From the wind-whipped surface of the open ocean, to trillions of tiny water drops in clouds, the air-water interface--water's skin-- is the site for crucial natural processes, including ocean-atmosphere exchange and cloud acidification. The air-water interface has even been postulated as the cradle of life. However, factors such as its subnanometer size and dynamic nature, render the investigation of interfacial wanter a daunting task.

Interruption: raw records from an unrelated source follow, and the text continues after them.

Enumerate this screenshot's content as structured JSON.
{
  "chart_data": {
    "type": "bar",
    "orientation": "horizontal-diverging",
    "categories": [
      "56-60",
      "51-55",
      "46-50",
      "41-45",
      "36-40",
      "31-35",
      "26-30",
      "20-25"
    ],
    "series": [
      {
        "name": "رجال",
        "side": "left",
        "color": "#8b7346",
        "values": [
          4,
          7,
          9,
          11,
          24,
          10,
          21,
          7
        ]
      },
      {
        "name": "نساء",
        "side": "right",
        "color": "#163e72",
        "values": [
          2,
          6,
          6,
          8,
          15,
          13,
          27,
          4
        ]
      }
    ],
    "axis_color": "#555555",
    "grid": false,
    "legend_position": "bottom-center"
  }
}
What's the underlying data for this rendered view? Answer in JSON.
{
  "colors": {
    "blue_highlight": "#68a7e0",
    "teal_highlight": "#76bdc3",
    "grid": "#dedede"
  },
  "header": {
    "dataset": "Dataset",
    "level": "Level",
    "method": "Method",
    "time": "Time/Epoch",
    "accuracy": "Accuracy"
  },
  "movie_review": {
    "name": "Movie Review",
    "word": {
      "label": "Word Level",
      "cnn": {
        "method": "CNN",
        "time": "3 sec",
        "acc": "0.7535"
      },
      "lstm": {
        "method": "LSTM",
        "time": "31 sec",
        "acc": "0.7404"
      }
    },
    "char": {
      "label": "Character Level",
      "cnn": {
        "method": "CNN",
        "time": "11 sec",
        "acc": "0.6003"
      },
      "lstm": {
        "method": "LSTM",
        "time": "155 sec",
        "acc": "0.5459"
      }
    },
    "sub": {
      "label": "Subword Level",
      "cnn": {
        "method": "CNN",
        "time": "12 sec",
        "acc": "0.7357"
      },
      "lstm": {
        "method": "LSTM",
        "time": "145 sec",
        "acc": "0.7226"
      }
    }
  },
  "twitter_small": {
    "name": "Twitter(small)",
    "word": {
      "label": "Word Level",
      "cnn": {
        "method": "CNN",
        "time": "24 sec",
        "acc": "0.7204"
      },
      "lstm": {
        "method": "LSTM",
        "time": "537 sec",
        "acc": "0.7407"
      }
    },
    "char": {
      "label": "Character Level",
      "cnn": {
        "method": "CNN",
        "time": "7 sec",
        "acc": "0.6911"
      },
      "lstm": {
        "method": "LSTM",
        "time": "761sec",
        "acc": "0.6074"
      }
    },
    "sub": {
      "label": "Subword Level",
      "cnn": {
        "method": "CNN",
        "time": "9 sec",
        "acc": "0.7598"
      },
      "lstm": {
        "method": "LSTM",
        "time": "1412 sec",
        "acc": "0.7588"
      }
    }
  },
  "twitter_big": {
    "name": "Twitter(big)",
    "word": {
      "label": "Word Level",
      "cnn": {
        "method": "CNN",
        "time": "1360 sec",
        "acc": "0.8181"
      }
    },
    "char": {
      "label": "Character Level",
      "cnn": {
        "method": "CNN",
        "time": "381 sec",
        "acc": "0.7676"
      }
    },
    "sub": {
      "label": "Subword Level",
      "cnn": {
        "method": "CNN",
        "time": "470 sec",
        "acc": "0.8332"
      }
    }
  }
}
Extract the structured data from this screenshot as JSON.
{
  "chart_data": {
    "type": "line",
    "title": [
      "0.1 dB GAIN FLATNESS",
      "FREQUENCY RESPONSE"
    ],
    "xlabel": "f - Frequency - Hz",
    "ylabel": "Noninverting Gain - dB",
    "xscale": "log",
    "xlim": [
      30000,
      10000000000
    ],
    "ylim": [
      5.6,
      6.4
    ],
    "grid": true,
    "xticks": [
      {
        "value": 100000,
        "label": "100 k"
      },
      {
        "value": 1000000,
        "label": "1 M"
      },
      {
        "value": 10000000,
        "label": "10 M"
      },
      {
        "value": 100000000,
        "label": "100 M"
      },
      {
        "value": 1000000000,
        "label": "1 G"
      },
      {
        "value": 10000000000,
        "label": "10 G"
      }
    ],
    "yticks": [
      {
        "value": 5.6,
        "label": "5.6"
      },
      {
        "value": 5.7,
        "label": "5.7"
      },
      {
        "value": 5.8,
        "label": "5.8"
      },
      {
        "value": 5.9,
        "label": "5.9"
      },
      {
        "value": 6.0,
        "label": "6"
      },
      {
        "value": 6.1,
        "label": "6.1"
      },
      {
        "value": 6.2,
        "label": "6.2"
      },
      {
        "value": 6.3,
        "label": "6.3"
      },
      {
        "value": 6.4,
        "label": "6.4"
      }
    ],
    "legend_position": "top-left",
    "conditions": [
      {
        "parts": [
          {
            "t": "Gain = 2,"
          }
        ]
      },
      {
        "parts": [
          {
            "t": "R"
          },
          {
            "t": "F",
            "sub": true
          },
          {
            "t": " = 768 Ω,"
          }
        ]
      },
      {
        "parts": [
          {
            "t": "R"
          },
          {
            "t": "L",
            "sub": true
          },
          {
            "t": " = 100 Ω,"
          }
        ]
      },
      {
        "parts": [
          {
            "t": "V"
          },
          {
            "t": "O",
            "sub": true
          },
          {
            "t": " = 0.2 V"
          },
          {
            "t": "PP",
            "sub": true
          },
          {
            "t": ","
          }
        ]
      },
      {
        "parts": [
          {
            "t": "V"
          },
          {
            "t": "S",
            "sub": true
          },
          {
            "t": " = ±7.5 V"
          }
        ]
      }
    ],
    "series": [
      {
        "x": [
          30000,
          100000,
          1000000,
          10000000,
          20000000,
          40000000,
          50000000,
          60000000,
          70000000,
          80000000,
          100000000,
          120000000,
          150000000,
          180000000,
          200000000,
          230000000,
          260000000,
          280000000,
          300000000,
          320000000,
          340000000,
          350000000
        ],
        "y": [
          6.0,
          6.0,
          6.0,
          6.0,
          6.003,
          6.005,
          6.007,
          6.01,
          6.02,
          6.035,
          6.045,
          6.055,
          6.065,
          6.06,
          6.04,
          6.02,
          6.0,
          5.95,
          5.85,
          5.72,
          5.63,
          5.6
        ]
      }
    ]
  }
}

In recent years, researchers have investigated the air-water interface using electrosprays of water: fine sprays produced by applying greater than 5000 V to water solutions passing through a metallic capillary. Traditionally, electrosprays have been used to study ions in the gas phase. Using electrosprays, researchers have suggested that the surface of mildly acidic water behaves as a highly reactive superacid. But the debate remains whether the air-water interface at mild pH can really behave as a superacid.

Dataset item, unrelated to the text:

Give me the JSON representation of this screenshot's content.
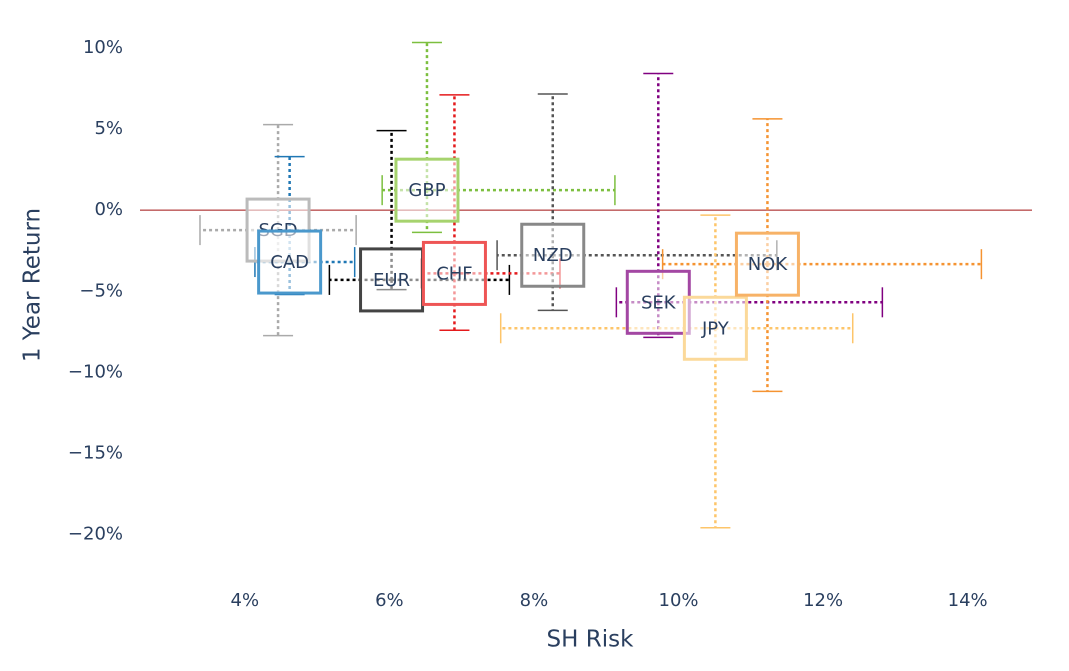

Now, KAUST researchers led by Himanshu Mishra have employed complementary techniques to disentangle purely interfacial effects from electrospray-specific effects.
The researchers investigated the reactivity of isoprene--a volatile molecule released by plants experiencing heat stress--at the water interface. "We compared two scenarios: electrosprays of water interacting with isoprene gas and vigorously stirred mixtures of water and isoprene in closed vials," explains Adair Gallo Jr., a Ph.D. student in Mishra's team and lead author of the study.
The team looked for the formation of short isoprene chains called oligomers. "Intriguingly, isoprene spontaneously formed oligomers in electrosprays, under acidic and basic conditions, and even in the absence of water," Gallo says. No oligomerization products were detected when acidified water was vigorously stirred with isoprene for hours. But when the same organic phase was electrosprayed, oligomers formed. The findings unequivocally establish that the oligomerization took place exclusively in electrosprays.
Computer simulations carried out by Adriano Sanchez, a postdoctoral scholar in Mishra's team, gave molecular-scale insights into the results. "We found that oligomer formation was only possible on gas-phase clusters comprising not more than three water molecules and an excess proton," Sanchez says.
Collectively, the team's results demonstrated that electrosprays present highly energetic gas-phase pathways for chemical reactions to occur that are impossible at natural air-water interfaces. "Electrosprays should therefore be complemented with surface-specific techniques and computer simulations to avoid incorrect conclusions when studying interfacial processes," Mishra says. "I have been thinking about this problem for over six years, and now, thanks to my team, we have managed to disentangle purely interfacial effects from artifacts" says Mishra. This contribution will feature on the cover of the journal Chemical Science.